New Zealand and American relations began to thaw in the 1990’s. President Bill Clinton offered a trade deal if we let U.S. nuclear warships back in. We said no. Following 11 September 2001, New Zealand committed the S.A.S. to Afghanistan, where it performed with distinction in the early part of the conflict. During the 2008-2017 National-led Government of John Key, relations warmed further, though concerns continued to rise about America’s propensity for starting or – in this case – continuing wars that had no foreseeable outcome. A skirmish in Bamiyan Province in 2010 that left several soldiers dead was followed by another where S.A.S. forces are alleged to have shot dead several civilians, which potentially being war crimes would have dirtied New Zealand’s very clean record in war. During the same period we became entangled in the Trans Pacific Partnership Agreement which was a massive so called Free Trade Agreement that 12 countries would be party to, but which potentially called for compromises in the independence of individual nations sovereignty. Regrettably New Zealand, along with China and the U.S. signed this into being.

So that leaves with the options of turn left towards China, or right towards the U.S. But does it have to be like that? SHOULD it be like that?

Not necessarily. New Zealand gained international respect in 1985 when it departed from the U.S. nuclear umbrella and struck out on its own. It was not, contrary to the assertions of politicians at the time a cop out to the U.S.S.R., though their politicians might have looked on approvingly. It was a point blank protest at the prospect of nuclear war, at the prospect that the next war might be the last thing humanity does.

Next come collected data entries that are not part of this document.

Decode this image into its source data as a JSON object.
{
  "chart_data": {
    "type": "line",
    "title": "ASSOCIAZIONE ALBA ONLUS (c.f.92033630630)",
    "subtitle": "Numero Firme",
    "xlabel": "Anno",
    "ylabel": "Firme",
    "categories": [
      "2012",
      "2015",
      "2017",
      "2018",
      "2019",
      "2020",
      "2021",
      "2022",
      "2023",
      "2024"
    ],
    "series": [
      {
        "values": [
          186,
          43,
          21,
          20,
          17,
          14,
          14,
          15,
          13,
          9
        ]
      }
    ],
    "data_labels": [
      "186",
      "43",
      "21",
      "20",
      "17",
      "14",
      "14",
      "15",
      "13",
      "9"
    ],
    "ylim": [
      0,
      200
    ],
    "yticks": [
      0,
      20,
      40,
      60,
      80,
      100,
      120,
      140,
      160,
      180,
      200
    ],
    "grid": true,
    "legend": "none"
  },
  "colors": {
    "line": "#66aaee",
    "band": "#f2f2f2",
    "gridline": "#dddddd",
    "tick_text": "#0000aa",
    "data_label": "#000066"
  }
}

We can do the same again. We can say “thank you very much for your interest, but we want to do our own thing – the South Pacific nations need our help and that is what we are going to do”. We can draw a line under relations with both by setting down a minimum level of protection for human rights, by saying the more you exceed that minimum level, the better your prospects will become. But most of all we can start looking after NEW ZEALAND interests, and if that means keeping the Dragon and the Eagle at arms length so a plucky Kiwi can do its business, so be it.